Top US court halts murderer's execution

WASHINGTON • The United States Supreme Court has halted the planned execution of an Alabama man convicted of murdering a police officer in 1985 after attorneys petitioned to spare the man's life, arguing that he had suffered several strokes that left him unable to remember the crime.

Vernon Madison, 67, has spent over three decades on death row for killing Corporal Julius Schulte, a police officer in the city of Mobile. In the appeal this week, Madison's lawyers said he is not competent to be executed because he is legally blind, cannot walk without assistance and is unable to recall the murder or understand his punishment.

"His mind and body are failing," lawyers wrote in the petition.

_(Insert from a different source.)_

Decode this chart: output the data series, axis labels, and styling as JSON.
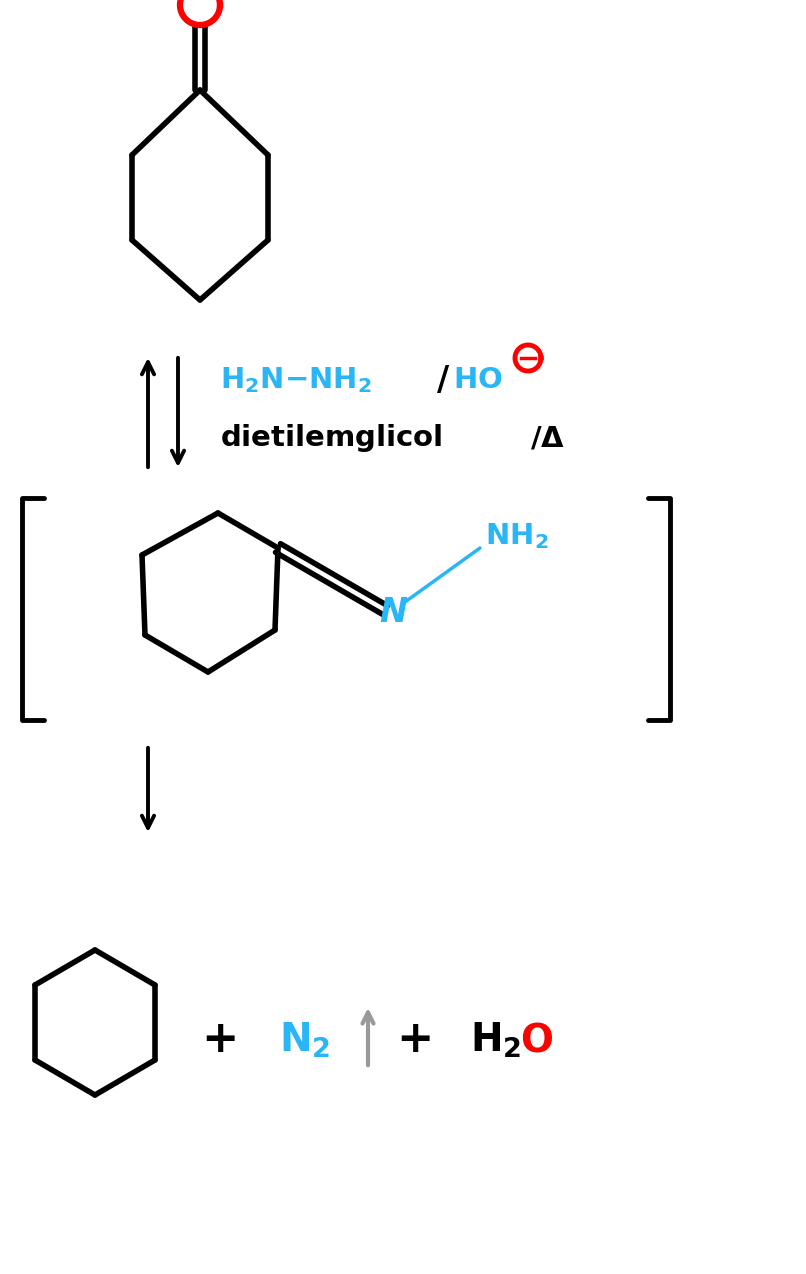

In 2016, the Atlanta-based 11th US Circuit Court of Appeals ruled that Madison was no longer legally eligible to be executed because of his memory loss. But the US Supreme Court in November reversed that decision, saying court precedent had not established "that a prisoner is incompetent to be executed because of a failure to remember his commission of the crime".

But in its latest ruling, the Supreme Court said "the application for stay of execution of sentence of death presented to Justice (Clarence) Thomas and by him referred to the court is granted pending the disposition of the petition for a writ of certiorari", without elaborating on the reason for its decision.

Alabama prison spokesman Bob Horton said the state will not execute Madison as planned because of the US Supreme Court order.

According to court records, Madison killed Cpl Schulte during a domestic dispute between Madison and his girlfriend. Madison appeared to leave his girlfriend's home, but crept up behind the officer, who was on duty, and shot him twice.